A Nassau County executive who banned transgender female athletes from playing on women teams in county facilities filed a lawsuit on Tuesday against New York Attorney General Letitia James who had sent him a letter demanding the order be reversed.
In the complaint filed in the Eastern District of New York, County Executive Bruce Blakeman’s lawyers argued that the letter “violates the constitutional rights of biologically girls and women who are a federally recognized protected class.” James, her office, and the state of New York are all named as defendants.
In the Feb. 22 executive order from Blakeman, he said that sports teams must be designated based on assigned sex at birth in order to play at a Nassau County Parks property. On Friday, the NY AG’s office called for the order to be rescinded in a cease-and-desist letter, citing New York State Human Rights Law.
According to the law, it is illegal for public accommodation to discriminate on the basis of sex or “gender identity or expression,” and it’s similarly illegal to compel others to commit discrimination. In the letter, Civil Rights Bureau Chief Sandra Park argued that the executive order would discriminate against transgender women and girls hoping to play on sports teams which correlate to their gender identity.

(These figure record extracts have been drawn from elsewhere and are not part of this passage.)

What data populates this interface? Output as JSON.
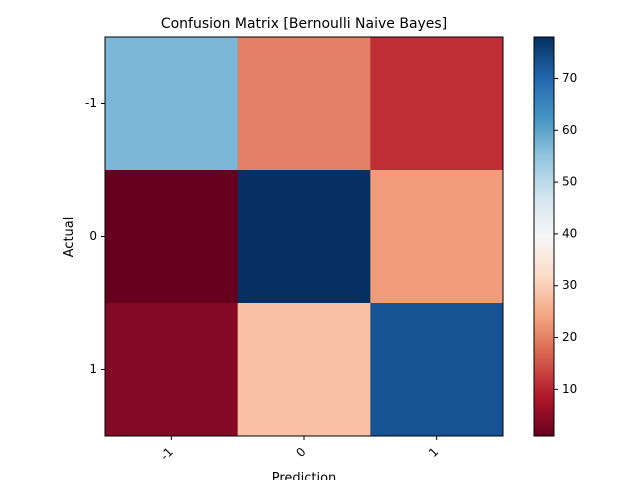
{
  "chart_data": {
    "type": "heatmap",
    "title": "Confusion Matrix [Bernoulli Naive Bayes]",
    "xlabel": "Prediction",
    "ylabel": "Actual",
    "x_categories": [
      "-1",
      "0",
      "1"
    ],
    "y_categories": [
      "-1",
      "0",
      "1"
    ],
    "values": [
      [
        57,
        20,
        11
      ],
      [
        1,
        78,
        23
      ],
      [
        4,
        28,
        73
      ]
    ],
    "colormap": "RdBu",
    "colorbar": {
      "min": 1,
      "max": 78,
      "ticks": [
        10,
        20,
        30,
        40,
        50,
        60,
        70
      ]
    }
  }
}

In the complaint, lawyers said that the Human Rights Law does not apply to transgender people. They argued that its application by the AG’s office was unlawful because it violated the Equal Protection Clause in the 14th amendment, which does protect women and girls, but does not protect transgender people.
The lawsuit included additional plaintiffs Marc and Jeanine Mullen and their 16-year-old daughter, who lawyers claim are “being forced into making the impossible determination whether to expose their 16-year-old daughter to the risk of injury by a transgender girl or simply to not play volleyball at all.”
The 16-year-old is “an unmistakable member of a long-established protected class,” lawyers said.
The language of the complaint mirrors that of the original cease-and-desist letter, which said, “[t]he Order’s immediate effect is to force sports leagues to make an impossible choice: discriminate against transgender women and girls, in violation of New York law, or find somewhere else to play.”
The complaint also cited debunked and dangerously transphobic talking points often used to exclude trans athletes, including the “undeniable” biological differences between men and women, and the “extreme discomfort” some players experience in the locker rooms.
The complaint also said that the executive order did not violate New York State’s anti-discrimination laws. In the cease-and-desist letter, Park argued that the order constitutes sex discrimination because it would, “impose increased scrutiny of members of teams designated for women or girls and may result in subjecting them to intrusive and inappropriate inquiries.” The same scrutiny would not be placed on men’s soccer teams or athletes.
In the complaint, lawyers argued that transgender athletes could still compete, and that the order “invites” them to join teams that do not identify as “exclusively all-girls or all-women.”